Pasal 53 tentang perubahan batas usia pensiun didasarkan pada pangkat. Usia pensiun Tamtama dan bintara adalah 53 tahun, Perwira hingga pangkat Kolonel 58 tahun, Perwira bintang satu 60 tahun, Perwira bintang dua 61 tahun, Perwira bintang tiga 62 tahun, dan Perwira bintang empat hingga Jenderal paling tinggi 63 tahun dan dapat diperpanjang maksimal dua kali dengan syarat kebutuhan dan ditetapkan oleh Keputusan Presiden.

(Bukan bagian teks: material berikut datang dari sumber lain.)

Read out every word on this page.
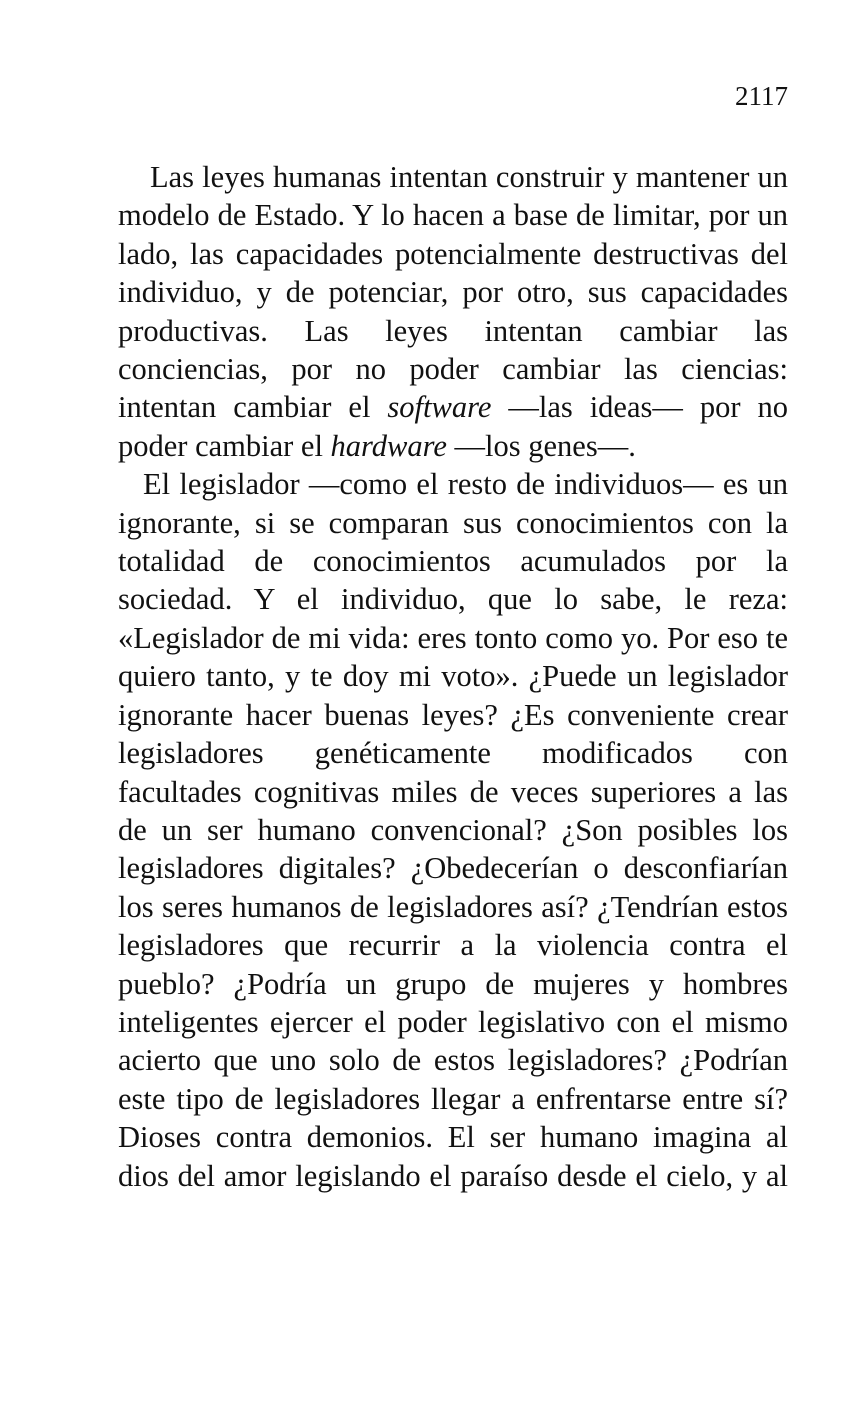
2117

Las leyes humanas intentan construir y mantener un modelo de Estado. Y lo hacen a base de limitar, por un lado, las capacidades potencialmente destructivas del individuo, y de potenciar, por otro, sus capacidades productivas. Las leyes intentan cambiar las conciencias, por no poder cambiar las ciencias: intentan cambiar el software —las ideas— por no poder cambiar el hardware —los genes—.

El legislador —como el resto de individuos— es un ignorante, si se comparan sus conocimientos con la totalidad de conocimientos acumulados por la sociedad. Y el individuo, que lo sabe, le reza: «Legislador de mi vida: eres tonto como yo. Por eso te quiero tanto, y te doy mi voto». ¿Puede un legislador ignorante hacer buenas leyes? ¿Es conveniente crear legisladores genéticamente modificados con facultades cognitivas miles de veces superiores a las de un ser humano convencional? ¿Son posibles los legisladores digitales? ¿Obedecerían o desconfiarían los seres humanos de legisladores así? ¿Tendrían estos legisladores que recurrir a la violencia contra el pueblo? ¿Podría un grupo de mujeres y hombres inteligentes ejercer el poder legislativo con el mismo acierto que uno solo de estos legisladores? ¿Podrían este tipo de legisladores llegar a enfrentarse entre sí? Dioses contra demonios. El ser humano imagina al dios del amor legislando el paraíso desde el cielo, y al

Acaman Kembalinya Dwifungsi ABRI
Dengan adanya Revisi UU TNI, sangat wajar masyarakat berada dalam kondisi khawatir dan ketakutan karena kondisi ini mengingatkan kembali dengan peristiwa kelam di masa lalu. Ketika prajurit memiliki dua fungsi, yaitu menjaga keamanan dan mengatur negara. Sistem ini dikenal dengan dwifungsi ABRI.
Melihat sejarah yang pernah terjadi di era Orde Baru dengan dwifungsi ABRI telah melahirkan gaya kepemimpinan yang otoriter. Oposisi ditekan, aktivitas masyarakat dibatasi, ruang kebebasan menyempit dengan dalih untuk mengontrol stabilitas nasional.
Pada masa Orde Baru, konsep dwifungsi ABRI memberikan militer peran ganda, yaitu sebagai penjaga keamanan dan sekaligus sebagai pengatur negara. Ini membuat militer memiliki peran dominan dalam politik dan pemerintahan. Banyak perwira aktif menduduki jabatan strategis di lembaga sipil.
Myanmar menjadi bukti di mana prajurit aktif yang ikut serta dalam hal ihwal politik dan pemerintah memberikan ruang menakutkan dan otoritarianisme. Setelah jatuhnya pemerintahan ke tangan Junta Militer, masyarakat Myanmar mengalami perampasan kebebasan. Sikap otoriternya telah menyebabkan beragam pelanggaran HAM. Banyak dari masyarakatnya memilih untuk kabur keluar negeri, tetapi bagi yang tidak mampu kabur, mereka memilih bertahan atau melawan.
Kisah kelam Myanmar telah menjadi sedikit gambaran ketika demokrasi nyaris tidak berfungsi karena peran sipil dalam pemerintahan terpinggirkan oleh dominasi militer. Kebijakan-kebijakan yang hanya cenderung menguntungkan elit tertentu saja, sementara masyarakat kehilangan hak untuk menyuarakan aspirasi secara bebas.
Selain itu, dominasi militer dalam politik dan pemerintahan dapat memperburuk tata kelola negara, sebab banyak posisi strategis diisi oleh perwira TNI yang tidak memiliki pengalaman dalam birokrasi sipil. Akibatnya, kebijakan yang dibuat tidak sesuai dengan kebutuhan masyarakat, melainkan lebih berorientasi pada kepentingan elit tertentu.
Jika hal ini terus berlanjut, bukan tidak mungkin Indonesia akan kembali ke masa di mana kebebasan berpendapat dibatasi, pemerintahan dijalankan dengan pendekatan militer, dan demokrasi hanya menjadi slogan tanpa implementasi nyata.